4 What current developments are you most excited about?

The three things I am currently most excited about are understanding how people are so good at finding strategies for solving complex problems (something that is still beyond the limits of current AI), the potential for crowdsourcing technology to be transformative for the way that we conduct behavioral research (I think it is currently massively underutilized), and exploiting the advances in deep learning for representing complex stimuli such as images and text in order to study human cognition with naturalistic stimuli.

5 What do you hope to learn at CCN 2017?

I’m really interested in those feedback loops between different disciplines, so I hope to learn more about how machine learning and AI have been influencing contemporary neuroscience.

1 How can we find out how the brain works?

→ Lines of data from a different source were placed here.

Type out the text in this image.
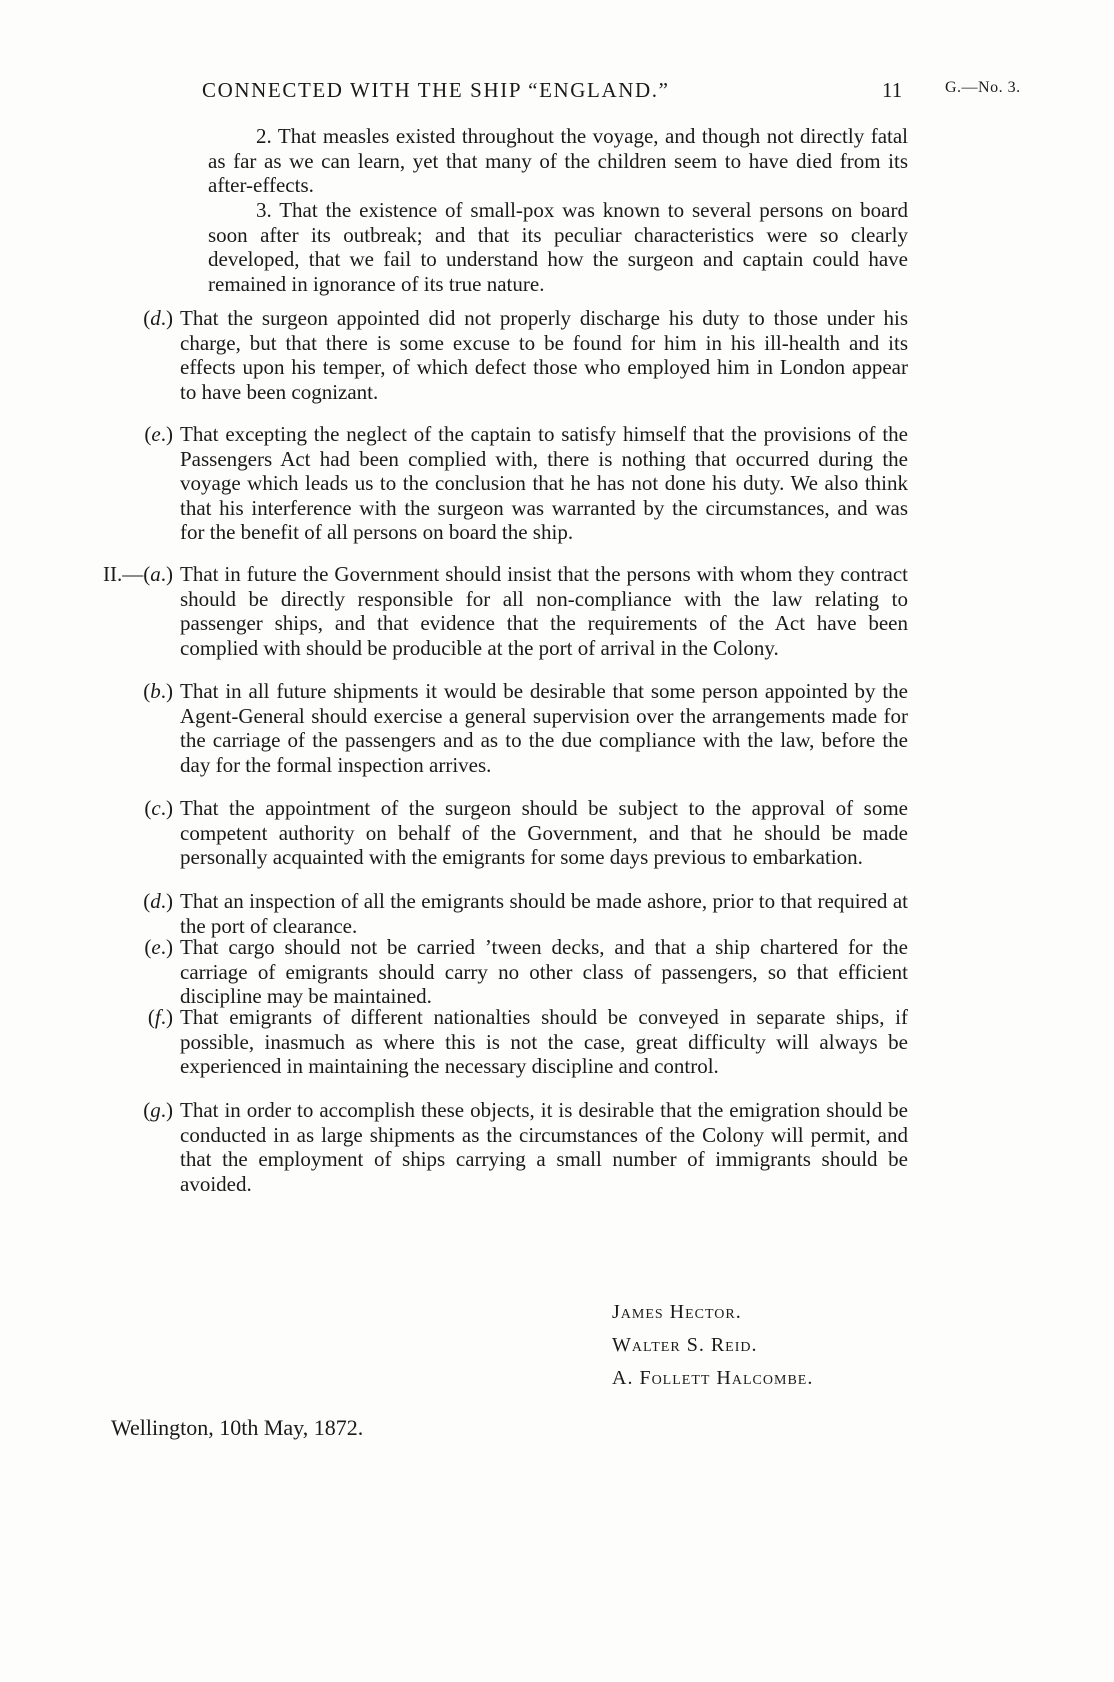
CONNECTED WITH THE SHIP “ENGLAND.”	11	G.—No. 3.
2. That measles existed throughout the voyage, and though not directly fatal as far as we can learn, yet that many of the children seem to have died from its after-effects.
3. That the existence of small-pox was known to several persons on board soon after its outbreak; and that its peculiar characteristics were so clearly developed, that we fail to understand how the surgeon and captain could have remained in ignorance of its true nature.
(d.) That the surgeon appointed did not properly discharge his duty to those under his charge, but that there is some excuse to be found for him in his ill-health and its effects upon his temper, of which defect those who employed him in London appear to have been cognizant.
(e.) That excepting the neglect of the captain to satisfy himself that the provisions of the Passengers Act had been complied with, there is nothing that occurred during the voyage which leads us to the conclusion that he has not done his duty. We also think that his interference with the surgeon was warranted by the circumstances, and was for the benefit of all persons on board the ship.
II.—(a.) That in future the Government should insist that the persons with whom they contract should be directly responsible for all non-compliance with the law relating to passenger ships, and that evidence that the requirements of the Act have been complied with should be producible at the port of arrival in the Colony.
(b.) That in all future shipments it would be desirable that some person appointed by the Agent-General should exercise a general supervision over the arrangements made for the carriage of the passengers and as to the due compliance with the law, before the day for the formal inspection arrives.
(c.) That the appointment of the surgeon should be subject to the approval of some competent authority on behalf of the Government, and that he should be made personally acquainted with the emigrants for some days previous to embarkation.
(d.) That an inspection of all the emigrants should be made ashore, prior to that required at the port of clearance.
(e.) That cargo should not be carried ’tween decks, and that a ship chartered for the carriage of emigrants should carry no other class of passengers, so that efficient discipline may be maintained.
(f.) That emigrants of different nationalties should be conveyed in separate ships, if possible, inasmuch as where this is not the case, great difficulty will always be experienced in maintaining the necessary discipline and control.
(g.) That in order to accomplish these objects, it is desirable that the emigration should be conducted in as large shipments as the circumstances of the Colony will permit, and that the employment of ships carrying a small number of immigrants should be avoided.
James Hector.
Walter S. Reid.
A. Follett Halcombe.
Wellington, 10th May, 1872.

If there is a compact description of the computational principles which explain how the brain manages to provide us with our intelligence, this is something I would consider the core explanation for how the brain works – a little bit like the laws of physics for our physical world. Note that this is very different from the structured observation of our world in all its encyclopedic detail, which provides a useful map of our world, but not a principled explanation. Just replace ‘world’ by ‘brain’. My thesis is that those principles would also allow us to build intelligent machines and that at the heart of our intelligence is our ability to learn and make sense of the world, by observing it and interacting with it. That is why I believe in the importance of a continuous discussion between the brain researchers and AI researchers, especially those in machine learning – particularly deep learning and neural networks. This is likely to benefit AI research as well, as it has in the past.

2 What will your talk at CCN 2017 be about?

I will start by discussing the recent progress in deep learning research, focusing on the inspiration from neuroscience and cognition. I will also talk about novel work, which aims at bridging the gap between back-propagation, the workhorse of deep learning, and neuroscience, as well as about unsupervised reinforcement learning approaches on the cognitive side, which may help to formalize in a machine learning framework how a learner could discover the notions of attributes and objects (as independently controllable aspects of the environment).

3 How can cognitive science, computational neuroscience, and artificial intelligence best work together?

By learning about each other’s developments, collaborating, as usual!

4 What current developments are you most excited about?

It is becoming clear to me that it is very plausible that the brain developed a learning strategy analogous to back-propagation in order to estimate gradients of a training objective, thus addressing the very central question of credit assignment, which is also at the heart of the success of deep learning, in which many areas (layers in a deep neural network) are jointly trained in a coordinated way towards a common objective. Many questions remain open in the quest to bridge this gap between backprop and neuroscience, and we are approaching the time when the questions will be sufficiently precise to be investigated by experimentalists.
I am also very excited about recent developments in machine learning that connect back to older questions raised by classical AI and cognitive science regarding higher-level cognitive notions such as objects, agents, reasoning, memory and knowledge representation, bringing together the expertise in deep learning and in reinforcement learning. There is here again an opportunity for fruitful multi-disciplinary investigations, which could lead us towards a better understanding of cognition – going beyond the current success of deep learning for perception tasks.

5 What do you hope to learn at CCN 2017?

I am hoping to learn about new developments and views in cognitive computational neuroscience, since I do not follow that literature, and as I wrote above, I believe that the potential for positive interactions is quite high.